Pour nous faire avaler cette couleuvre, le comité d’experts détourne le sens de la Mesure du panier de consommation (MPC) en stipulant que celle-ci représente un seuil de pauvreté. Partant de là, le comité propose d’établir un nouveau « seuil de référence » en deçà duquel le soutien du revenu ne devrait pas descendre. Ce seuil correspondrait à 55 % de la MPC, donc de ce qu’il faut pour couvrir les besoins de base reconnus.

N’en déplaise aux experts, les indicateurs sont accompagnés de sens et de définitions. La MPC n’est pas, comme ils le prétendent, un seuil de pauvreté. La MPC est, depuis 2009, LE point de repère au Québec pour déterminer le revenu nécessaire à la couverture des besoins de base reconnus (se loger, se nourrir, se vêtir et se déplacer).

Ne pas couvrir ces besoins de base, ça signifie être en état de survie.
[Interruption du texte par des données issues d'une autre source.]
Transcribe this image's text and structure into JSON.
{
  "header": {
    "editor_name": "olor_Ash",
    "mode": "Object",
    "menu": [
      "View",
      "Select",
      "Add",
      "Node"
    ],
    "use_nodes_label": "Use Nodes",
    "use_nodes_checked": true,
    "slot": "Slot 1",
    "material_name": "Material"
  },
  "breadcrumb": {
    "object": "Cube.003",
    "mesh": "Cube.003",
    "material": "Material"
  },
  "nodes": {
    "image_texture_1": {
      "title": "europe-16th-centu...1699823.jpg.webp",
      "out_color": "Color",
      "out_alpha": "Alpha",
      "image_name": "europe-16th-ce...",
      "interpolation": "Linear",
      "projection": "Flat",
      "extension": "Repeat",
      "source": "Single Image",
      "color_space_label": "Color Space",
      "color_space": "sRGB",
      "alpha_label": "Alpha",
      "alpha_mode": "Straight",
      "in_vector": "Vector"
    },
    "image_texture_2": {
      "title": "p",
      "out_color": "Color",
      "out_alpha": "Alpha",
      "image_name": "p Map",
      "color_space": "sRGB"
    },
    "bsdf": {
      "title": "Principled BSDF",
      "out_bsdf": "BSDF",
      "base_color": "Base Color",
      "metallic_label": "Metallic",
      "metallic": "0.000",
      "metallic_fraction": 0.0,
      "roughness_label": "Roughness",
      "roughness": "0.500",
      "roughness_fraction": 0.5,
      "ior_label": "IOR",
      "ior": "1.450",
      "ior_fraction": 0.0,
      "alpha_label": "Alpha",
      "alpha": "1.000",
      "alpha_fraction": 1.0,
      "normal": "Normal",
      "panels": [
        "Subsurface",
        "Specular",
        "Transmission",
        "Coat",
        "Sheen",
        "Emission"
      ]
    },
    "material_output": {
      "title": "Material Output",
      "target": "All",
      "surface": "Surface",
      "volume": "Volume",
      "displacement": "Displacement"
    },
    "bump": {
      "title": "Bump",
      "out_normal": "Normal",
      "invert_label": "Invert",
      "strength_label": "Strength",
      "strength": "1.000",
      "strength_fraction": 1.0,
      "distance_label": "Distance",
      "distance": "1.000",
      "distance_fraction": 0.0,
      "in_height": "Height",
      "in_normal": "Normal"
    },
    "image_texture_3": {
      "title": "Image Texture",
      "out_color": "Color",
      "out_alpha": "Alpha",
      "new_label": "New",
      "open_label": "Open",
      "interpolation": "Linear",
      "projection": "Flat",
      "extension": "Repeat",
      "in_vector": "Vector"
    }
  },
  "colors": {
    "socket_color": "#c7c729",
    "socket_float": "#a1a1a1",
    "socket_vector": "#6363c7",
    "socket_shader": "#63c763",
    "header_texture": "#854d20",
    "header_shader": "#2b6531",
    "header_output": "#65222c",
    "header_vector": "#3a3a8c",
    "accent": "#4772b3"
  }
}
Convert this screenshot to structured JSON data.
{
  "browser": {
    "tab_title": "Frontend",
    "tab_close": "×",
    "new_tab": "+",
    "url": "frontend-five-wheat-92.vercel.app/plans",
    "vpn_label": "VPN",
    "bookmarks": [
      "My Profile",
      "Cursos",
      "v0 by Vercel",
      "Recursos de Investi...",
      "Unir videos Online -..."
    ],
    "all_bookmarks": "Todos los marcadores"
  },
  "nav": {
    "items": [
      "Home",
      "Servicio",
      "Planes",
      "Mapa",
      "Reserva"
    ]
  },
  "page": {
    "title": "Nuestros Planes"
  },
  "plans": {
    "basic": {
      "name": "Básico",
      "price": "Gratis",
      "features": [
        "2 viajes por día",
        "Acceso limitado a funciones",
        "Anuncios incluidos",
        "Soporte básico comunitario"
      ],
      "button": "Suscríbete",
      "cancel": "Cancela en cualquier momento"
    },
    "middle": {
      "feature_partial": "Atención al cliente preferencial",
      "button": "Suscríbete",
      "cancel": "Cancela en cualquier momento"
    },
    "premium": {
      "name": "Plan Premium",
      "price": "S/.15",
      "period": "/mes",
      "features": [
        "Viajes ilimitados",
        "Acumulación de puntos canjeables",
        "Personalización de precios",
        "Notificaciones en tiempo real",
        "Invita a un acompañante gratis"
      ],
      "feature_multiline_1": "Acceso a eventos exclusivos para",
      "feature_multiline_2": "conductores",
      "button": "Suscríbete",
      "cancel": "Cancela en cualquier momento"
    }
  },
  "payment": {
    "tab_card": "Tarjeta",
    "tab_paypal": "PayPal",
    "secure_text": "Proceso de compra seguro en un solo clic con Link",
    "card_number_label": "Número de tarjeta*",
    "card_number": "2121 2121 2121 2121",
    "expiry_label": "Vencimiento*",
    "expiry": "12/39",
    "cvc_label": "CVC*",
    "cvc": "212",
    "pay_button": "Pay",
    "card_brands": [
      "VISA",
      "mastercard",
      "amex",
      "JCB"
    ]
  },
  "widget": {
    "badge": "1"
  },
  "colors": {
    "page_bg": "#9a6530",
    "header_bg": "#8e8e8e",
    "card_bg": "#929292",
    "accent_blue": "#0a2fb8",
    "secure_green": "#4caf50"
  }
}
Ça veut dire sacrifier santé, dignité et espérance de vie. Et le comité d’experts recommande ni plus ni moins que de laisser dans cet état les personnes assistées sociales dites aptes au travail, prétextant ne pas vouloir miner l’incitation au travail.

Justement, depuis plus de deux ans, le ministre François Blais fait de l’incitation au travail un principe phare avec le programme Objectif emploi. Ce programme d’employabilité sera bientôt obligatoire pour toute personne faisant une première demande d’aide sociale. Si une personne refuse de suivre le programme, le Ministère est prêt à couper jusqu’à 224 $ sur sa prestation. Ce qui voudrait dire qu’une personne pourrait se retrouver avec 37 % de la couverture des besoins de base reconnus!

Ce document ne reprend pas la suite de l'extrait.